According to the infractions panel, the coach -- who began working at MacMurray as a mathematics professor in 1999 before being asked to take on the coaching duties -- established a scholarship fund for international students with financial backing from his father in 2000. Between that year and 2004, the fund gave out $162,000 in aid to 10 tennis players, mostly from Argentina and Kenya, violating NCAA rules against improper financial aid and improper benefits.

Young described the coach as a "big hearted man who felt he was doing what was best for students in general." But he also knew he was violating the rules, Young said, and proceeded nonetheless. The infractions panel charged him with violating its rules on ethical behavior.

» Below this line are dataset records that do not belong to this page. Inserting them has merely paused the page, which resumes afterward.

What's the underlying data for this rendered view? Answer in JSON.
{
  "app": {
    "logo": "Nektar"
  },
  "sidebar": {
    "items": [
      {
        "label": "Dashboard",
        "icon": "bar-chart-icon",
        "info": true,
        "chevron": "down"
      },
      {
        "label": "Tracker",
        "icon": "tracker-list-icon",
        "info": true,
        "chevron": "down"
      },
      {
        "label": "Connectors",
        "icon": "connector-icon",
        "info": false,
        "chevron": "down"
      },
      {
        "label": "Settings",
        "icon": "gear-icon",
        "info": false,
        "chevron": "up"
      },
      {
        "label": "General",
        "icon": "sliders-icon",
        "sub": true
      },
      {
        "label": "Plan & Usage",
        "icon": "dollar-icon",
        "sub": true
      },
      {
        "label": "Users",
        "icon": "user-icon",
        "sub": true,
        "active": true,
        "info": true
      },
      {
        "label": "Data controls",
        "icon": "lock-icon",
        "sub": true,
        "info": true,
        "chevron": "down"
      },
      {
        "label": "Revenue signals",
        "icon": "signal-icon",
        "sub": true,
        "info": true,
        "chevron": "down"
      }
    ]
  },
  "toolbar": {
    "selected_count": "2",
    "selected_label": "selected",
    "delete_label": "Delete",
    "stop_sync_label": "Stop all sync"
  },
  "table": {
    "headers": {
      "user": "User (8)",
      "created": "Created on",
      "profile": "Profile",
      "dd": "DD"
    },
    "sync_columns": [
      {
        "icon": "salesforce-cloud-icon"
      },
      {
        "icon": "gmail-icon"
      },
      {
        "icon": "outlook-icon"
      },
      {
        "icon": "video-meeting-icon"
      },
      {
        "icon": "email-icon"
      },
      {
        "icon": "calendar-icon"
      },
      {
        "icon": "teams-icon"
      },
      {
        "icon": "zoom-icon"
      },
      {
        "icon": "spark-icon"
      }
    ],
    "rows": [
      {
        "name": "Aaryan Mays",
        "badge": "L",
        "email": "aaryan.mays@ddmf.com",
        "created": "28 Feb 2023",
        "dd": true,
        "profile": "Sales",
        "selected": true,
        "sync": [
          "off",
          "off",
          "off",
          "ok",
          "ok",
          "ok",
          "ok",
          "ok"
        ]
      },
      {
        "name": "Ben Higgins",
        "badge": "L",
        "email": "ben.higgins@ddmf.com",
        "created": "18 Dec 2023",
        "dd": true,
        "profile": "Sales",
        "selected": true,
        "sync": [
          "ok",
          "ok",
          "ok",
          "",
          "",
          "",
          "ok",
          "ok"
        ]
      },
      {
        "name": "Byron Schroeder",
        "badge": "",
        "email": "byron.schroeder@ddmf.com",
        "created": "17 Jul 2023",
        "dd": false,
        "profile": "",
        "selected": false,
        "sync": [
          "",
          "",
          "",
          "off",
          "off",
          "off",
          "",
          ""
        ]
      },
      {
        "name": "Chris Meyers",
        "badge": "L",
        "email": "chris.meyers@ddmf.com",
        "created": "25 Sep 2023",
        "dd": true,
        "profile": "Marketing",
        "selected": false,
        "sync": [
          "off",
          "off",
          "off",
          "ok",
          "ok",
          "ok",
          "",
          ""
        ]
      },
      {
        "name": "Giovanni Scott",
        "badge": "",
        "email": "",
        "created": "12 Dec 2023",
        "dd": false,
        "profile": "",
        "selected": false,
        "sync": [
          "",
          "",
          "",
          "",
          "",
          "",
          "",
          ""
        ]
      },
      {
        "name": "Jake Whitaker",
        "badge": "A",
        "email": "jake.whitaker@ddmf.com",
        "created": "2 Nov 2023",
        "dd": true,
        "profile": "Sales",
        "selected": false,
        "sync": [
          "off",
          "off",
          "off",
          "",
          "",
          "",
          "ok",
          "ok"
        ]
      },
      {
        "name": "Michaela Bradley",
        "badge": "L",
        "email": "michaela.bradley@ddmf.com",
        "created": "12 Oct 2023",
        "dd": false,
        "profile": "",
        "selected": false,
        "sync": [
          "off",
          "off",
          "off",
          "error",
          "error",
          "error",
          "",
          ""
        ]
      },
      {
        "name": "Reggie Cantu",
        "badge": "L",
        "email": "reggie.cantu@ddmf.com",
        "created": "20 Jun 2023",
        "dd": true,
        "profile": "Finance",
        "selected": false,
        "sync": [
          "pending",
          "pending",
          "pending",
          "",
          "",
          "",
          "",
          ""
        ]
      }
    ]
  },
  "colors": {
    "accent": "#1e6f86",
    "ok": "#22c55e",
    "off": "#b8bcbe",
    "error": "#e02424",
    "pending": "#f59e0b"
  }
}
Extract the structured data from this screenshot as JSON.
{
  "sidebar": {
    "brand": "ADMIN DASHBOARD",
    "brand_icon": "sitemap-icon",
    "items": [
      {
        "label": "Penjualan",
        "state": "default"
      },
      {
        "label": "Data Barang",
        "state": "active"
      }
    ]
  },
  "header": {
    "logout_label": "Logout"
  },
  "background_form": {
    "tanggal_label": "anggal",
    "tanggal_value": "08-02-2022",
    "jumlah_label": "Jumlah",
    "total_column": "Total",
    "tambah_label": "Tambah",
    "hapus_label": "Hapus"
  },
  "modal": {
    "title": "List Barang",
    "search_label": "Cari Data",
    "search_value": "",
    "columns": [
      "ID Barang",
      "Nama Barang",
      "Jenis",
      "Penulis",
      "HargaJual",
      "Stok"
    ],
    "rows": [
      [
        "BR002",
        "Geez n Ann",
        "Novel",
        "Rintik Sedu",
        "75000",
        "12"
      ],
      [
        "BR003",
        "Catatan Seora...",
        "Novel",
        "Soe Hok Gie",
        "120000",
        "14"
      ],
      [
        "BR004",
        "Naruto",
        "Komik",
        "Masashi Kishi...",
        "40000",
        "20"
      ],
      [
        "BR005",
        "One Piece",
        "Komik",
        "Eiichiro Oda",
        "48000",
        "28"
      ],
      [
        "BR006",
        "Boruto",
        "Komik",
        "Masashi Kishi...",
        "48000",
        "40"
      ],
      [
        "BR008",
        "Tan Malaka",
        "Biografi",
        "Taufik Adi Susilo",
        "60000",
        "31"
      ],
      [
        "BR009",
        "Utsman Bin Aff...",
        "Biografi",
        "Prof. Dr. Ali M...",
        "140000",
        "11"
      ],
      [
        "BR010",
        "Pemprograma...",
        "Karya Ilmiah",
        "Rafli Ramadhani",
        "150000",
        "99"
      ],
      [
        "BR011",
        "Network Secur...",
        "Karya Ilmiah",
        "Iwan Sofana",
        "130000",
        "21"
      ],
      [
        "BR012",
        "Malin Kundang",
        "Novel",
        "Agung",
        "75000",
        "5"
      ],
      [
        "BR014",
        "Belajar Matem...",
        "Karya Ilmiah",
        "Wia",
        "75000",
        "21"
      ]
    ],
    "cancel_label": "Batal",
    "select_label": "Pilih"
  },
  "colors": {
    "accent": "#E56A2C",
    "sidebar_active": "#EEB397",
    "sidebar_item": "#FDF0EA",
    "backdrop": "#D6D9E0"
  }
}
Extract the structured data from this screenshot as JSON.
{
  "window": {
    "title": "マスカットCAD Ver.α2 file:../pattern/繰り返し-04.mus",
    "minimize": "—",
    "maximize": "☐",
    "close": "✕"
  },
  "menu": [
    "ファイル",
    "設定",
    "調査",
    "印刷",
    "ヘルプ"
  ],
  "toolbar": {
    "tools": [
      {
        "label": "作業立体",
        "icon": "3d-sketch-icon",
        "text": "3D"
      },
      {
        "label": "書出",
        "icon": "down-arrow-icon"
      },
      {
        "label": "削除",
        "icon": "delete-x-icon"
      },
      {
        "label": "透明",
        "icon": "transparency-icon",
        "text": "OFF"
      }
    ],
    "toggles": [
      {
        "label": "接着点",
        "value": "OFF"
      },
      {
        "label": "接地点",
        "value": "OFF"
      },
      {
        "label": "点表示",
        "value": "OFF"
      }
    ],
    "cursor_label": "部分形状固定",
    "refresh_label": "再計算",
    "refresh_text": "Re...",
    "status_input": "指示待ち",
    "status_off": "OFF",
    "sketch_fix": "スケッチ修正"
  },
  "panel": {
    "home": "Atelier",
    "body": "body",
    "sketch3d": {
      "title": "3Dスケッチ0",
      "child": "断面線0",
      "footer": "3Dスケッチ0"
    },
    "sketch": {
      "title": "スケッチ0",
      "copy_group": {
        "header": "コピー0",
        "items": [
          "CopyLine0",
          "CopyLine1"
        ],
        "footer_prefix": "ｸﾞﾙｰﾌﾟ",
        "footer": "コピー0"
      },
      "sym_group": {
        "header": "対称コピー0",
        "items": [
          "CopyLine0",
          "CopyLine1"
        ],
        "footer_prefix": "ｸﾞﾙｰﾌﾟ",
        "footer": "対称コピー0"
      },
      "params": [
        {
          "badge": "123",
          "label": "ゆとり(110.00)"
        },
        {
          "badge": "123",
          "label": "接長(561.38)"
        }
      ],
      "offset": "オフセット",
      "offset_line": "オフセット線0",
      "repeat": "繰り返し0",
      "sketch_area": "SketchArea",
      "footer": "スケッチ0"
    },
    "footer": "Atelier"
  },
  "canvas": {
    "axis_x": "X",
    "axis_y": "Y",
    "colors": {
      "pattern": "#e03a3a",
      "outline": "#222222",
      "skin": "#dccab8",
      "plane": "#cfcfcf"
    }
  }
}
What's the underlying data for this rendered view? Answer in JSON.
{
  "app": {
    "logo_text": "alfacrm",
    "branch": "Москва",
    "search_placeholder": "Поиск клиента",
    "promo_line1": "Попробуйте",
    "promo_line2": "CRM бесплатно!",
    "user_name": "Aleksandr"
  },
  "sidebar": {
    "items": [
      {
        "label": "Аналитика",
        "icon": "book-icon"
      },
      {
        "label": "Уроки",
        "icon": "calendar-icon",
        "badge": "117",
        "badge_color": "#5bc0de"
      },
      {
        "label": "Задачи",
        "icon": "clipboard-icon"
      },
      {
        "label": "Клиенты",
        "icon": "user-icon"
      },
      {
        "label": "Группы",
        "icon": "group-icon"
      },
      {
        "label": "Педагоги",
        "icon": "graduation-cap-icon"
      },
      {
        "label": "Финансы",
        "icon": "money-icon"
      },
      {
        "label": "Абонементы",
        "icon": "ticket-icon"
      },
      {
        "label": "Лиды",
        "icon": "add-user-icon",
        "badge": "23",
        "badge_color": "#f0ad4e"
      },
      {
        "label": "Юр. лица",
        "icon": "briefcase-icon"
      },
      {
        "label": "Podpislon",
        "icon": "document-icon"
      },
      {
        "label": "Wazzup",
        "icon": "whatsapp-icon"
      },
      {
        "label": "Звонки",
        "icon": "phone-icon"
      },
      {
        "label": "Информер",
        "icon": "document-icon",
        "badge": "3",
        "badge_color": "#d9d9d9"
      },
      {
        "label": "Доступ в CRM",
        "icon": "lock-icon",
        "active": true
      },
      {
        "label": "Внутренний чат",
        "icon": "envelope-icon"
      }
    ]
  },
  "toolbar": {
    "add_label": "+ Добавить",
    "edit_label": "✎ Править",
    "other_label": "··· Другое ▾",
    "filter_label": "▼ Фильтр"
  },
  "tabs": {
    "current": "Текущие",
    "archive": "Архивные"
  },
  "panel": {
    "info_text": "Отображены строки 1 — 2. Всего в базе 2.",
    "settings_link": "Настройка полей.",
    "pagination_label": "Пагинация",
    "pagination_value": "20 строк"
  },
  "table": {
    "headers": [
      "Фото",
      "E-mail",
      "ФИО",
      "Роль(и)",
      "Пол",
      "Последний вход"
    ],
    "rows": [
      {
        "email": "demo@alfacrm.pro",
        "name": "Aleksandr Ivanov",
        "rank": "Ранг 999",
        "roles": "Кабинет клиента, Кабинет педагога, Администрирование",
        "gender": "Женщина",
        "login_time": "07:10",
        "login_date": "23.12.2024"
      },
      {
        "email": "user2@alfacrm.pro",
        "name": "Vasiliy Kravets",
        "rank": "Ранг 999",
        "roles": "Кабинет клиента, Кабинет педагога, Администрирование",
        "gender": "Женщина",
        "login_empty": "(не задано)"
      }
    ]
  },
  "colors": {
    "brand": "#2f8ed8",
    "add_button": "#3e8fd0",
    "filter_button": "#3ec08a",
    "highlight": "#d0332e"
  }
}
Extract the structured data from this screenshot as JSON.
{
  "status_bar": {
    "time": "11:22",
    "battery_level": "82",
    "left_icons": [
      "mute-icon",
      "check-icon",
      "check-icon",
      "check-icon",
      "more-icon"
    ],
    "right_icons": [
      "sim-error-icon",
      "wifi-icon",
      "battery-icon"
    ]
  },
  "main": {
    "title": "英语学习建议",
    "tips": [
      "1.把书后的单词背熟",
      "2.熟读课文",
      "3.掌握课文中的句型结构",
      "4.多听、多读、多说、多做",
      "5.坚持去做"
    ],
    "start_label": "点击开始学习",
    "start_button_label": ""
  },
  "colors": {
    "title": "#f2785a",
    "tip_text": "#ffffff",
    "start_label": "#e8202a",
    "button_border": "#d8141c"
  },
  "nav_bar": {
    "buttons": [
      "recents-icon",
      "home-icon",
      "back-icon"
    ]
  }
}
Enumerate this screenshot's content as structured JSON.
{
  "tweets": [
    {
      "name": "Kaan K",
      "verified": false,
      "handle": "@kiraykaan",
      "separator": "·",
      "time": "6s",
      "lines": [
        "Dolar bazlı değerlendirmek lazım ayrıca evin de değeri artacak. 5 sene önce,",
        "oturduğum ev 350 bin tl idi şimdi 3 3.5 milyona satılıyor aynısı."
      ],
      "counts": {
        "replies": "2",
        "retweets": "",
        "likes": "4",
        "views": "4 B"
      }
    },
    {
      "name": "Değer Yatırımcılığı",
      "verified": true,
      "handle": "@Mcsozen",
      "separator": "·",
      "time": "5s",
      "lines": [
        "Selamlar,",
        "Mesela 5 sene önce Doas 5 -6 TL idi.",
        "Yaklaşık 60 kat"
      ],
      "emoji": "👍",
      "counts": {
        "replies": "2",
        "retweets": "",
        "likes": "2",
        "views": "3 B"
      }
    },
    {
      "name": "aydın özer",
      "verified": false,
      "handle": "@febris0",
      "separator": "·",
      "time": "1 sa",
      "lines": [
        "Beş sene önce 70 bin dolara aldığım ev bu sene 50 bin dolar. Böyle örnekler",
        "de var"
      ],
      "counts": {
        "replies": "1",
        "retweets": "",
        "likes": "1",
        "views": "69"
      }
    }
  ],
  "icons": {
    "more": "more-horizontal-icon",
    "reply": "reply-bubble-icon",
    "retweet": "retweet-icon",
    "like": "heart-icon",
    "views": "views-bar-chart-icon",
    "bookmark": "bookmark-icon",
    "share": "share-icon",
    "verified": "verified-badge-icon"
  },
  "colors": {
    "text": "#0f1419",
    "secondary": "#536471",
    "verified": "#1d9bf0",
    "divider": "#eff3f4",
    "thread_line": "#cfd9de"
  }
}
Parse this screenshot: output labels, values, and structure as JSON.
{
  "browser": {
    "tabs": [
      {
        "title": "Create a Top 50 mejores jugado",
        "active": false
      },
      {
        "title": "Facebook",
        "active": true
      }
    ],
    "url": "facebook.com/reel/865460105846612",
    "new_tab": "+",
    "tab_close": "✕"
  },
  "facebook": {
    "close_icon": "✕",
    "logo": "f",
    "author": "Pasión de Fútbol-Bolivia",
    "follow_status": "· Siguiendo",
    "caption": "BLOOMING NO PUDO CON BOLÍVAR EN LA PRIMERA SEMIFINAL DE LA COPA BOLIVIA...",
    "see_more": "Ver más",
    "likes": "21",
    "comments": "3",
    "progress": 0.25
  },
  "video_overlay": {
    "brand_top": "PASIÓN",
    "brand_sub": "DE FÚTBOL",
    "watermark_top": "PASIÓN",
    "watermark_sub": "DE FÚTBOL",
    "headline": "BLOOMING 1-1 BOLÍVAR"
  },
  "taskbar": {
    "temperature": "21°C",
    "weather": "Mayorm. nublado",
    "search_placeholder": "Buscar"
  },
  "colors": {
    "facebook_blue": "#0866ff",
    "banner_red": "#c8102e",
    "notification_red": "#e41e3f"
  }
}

The NCAA credited MacMurray officials with reporting the violations themselves in 2004 and with cooperating with NCAA investigators to figure out what had happened. But the NCAA found the college to have lacked "institutional control" over the sports program because it "should have had a compliance system in place that would have prevented," or at least uncovered, the violations.

The report by the Committee on Infractions also noted that MacMurray's former athletics director had retired six weeks before the college had its hearing before the panel. "Evidence at the hearing indicated he claimed to be unaware of the violations, though it is hard to understand how he could not have known. The institution is small, enrolling less than 700 students. Of those, only eight to 10 are international students... For there to suddenly be a large influx of international student-atheltes on the tennis team could not have gone unnoticed by the former director of athletics."

"How it went on so long is obviously part of the lack of institutional control," said Young.

The former coach, who is still a professor at MacMurray, could not be reached for comment, and the college's spokesman did not return messages seeking comment.